Несколько дней я бродила по замку, как привидение. Спала, сколько хотела, ела, когда хотела, гуляла по двору, сидела в библиотеке. Если я шла по коридору и кого-нибудь встречала, они расступались в стороны и пропускали меня, как будто боялись. Никто не заходил проведать. Вереи в замке не было. Власта сталкиваясь со мной, смотрела, как на лошадь, которую пора пристрелить.
Радим со мной не разговаривал. Только иногда, как будто в приступе паники, громко звал. И я тут же отвечала, что рядом, никуда не уйду, что люблю его.
Однажды, ближе к обеду, когда я все еще спала, дверь резко распахнулась и в комнату вошел невозмутимый Улем.
— Ты пропустила две тренировки подряд. Одевайся и иди на площадку. И чтоб больше такого не повторялось.
Он еще зачем-то подошел к окну и внимательно изучил открывающийся вид (это вместо меня, неодетой), а потом сразу вышел, тихо закрыв дверь.
Ну что же, хоть какое-то занятие. Ножи у меня летают так, что учить больше и не надо, только тренироваться, чтобы навык не потерять. Улем задумчиво наблюдал, как ножи втыкаются в центр повешенной им мишени. За черный ободок центра я не вышла ни разу. Может доволен, наконец? Он же научил.
Вместо этого Улем молча приносит мне кинжалы назад и возвращается к мишени. Становится рядом, прислоняясь головой прямо к черному кругу.
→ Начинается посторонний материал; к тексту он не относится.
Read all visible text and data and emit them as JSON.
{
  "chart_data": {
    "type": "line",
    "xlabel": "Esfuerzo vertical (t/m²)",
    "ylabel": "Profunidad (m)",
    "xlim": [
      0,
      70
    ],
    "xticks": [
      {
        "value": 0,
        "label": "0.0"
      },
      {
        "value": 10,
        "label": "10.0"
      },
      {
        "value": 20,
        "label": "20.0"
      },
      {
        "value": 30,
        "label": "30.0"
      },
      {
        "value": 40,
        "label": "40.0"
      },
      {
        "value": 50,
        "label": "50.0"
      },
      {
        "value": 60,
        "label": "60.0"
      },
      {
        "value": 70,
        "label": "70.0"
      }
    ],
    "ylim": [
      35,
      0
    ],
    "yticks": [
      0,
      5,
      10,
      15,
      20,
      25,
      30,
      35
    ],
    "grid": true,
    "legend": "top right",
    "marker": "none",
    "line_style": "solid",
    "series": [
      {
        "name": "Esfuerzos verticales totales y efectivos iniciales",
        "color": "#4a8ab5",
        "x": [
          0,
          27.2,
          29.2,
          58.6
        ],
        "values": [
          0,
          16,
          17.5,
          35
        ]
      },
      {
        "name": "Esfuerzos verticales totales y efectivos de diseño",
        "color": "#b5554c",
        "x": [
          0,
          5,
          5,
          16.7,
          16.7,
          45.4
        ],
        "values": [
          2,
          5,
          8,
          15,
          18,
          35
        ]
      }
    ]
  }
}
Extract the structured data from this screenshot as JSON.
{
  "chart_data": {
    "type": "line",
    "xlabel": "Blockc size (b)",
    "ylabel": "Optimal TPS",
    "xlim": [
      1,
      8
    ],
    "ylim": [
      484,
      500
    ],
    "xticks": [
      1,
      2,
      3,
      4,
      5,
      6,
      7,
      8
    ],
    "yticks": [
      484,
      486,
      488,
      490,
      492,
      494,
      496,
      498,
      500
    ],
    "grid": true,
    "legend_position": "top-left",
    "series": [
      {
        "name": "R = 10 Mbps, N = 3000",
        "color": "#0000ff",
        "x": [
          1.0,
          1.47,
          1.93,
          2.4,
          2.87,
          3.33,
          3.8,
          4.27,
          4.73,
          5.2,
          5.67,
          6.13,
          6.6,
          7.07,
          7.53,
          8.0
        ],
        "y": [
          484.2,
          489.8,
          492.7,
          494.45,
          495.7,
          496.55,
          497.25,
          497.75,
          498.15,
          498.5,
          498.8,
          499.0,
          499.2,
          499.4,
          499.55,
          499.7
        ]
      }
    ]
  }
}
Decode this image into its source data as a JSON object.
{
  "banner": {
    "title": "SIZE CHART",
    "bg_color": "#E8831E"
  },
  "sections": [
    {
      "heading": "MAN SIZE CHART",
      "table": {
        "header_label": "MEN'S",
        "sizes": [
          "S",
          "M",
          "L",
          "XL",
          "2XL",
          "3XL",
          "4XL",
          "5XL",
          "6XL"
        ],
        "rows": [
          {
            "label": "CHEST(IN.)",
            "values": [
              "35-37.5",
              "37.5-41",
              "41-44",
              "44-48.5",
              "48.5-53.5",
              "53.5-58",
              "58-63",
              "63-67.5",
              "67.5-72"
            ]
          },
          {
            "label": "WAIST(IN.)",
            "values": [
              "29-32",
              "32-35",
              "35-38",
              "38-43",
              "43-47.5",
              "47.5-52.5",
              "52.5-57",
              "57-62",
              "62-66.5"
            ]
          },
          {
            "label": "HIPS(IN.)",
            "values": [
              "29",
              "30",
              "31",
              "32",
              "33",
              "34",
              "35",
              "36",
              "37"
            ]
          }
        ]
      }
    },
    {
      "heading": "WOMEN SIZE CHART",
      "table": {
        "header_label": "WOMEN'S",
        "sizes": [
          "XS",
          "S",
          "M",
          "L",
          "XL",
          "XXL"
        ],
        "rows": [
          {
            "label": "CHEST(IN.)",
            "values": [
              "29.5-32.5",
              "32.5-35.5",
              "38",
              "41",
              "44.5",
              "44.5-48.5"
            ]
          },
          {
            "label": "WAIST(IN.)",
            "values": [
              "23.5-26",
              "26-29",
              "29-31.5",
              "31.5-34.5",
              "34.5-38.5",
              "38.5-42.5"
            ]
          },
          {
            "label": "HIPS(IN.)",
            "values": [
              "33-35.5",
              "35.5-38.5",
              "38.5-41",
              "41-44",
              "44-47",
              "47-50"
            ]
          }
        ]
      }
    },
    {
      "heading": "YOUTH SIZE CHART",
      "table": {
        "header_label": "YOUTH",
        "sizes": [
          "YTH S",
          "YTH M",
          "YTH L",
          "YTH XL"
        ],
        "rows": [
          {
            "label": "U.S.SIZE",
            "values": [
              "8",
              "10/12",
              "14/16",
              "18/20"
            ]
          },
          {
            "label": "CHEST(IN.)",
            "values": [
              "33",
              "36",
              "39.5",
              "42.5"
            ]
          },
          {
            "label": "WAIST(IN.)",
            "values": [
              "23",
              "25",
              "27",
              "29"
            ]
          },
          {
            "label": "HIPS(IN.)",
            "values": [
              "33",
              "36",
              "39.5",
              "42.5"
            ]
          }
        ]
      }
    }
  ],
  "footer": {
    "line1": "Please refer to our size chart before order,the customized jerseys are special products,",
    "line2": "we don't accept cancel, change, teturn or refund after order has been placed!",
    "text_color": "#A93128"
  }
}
— А так попадешь в мишень? — спрашивает. Равнодушный голос, даже без тени насмешки или вызова, очень быстро меня злит. Хочет, чтоб я метала ножи, когда промах может означать чью-то смерть?
— Нет, ты мне ничего не сделал. Дынко так метнула, спроси, он докажет.
— Будешь ждать, пока я что-нибудь тебе сделаю? — интересуется.
Внезапная догадка, такая простая, что только дурость не позволила раньше понять, ставит все по своим местам. И как же я раньше не заметила? Подойдя ближе, вижу в его глазах этот жуткий холод, ледяную изморозь. А думала ведь раньше, что просто равнодушный да характером сильный. А он… жизнь не особо ценит, как я. Понимаешь меня, Улем? Что-то страшное с тобой было, вижу. За последнее время тебя столько всего окружало: шутки неученых девчонок на девичнике, чужое ослепительное счастье, постоянная изматывающая работа, требующая полной выкладки. И память, вездесущая неумолимая память… Как это, жить так, как ты, Улем?
— Как это, Улем, так жить? — спрашиваю его замороженное сердце.
— Сама знаешь, — спокойно отвечает. За равную принял? Неужели и во мне так страшно отзывается прошлое? Нет, не прошлое, будущее, которого нет, и быть не может, пока волки не поставят точку в споре за землю. Пока раз и навсегда не уничтожат пришедшую на порог беду, белоглазых дивов.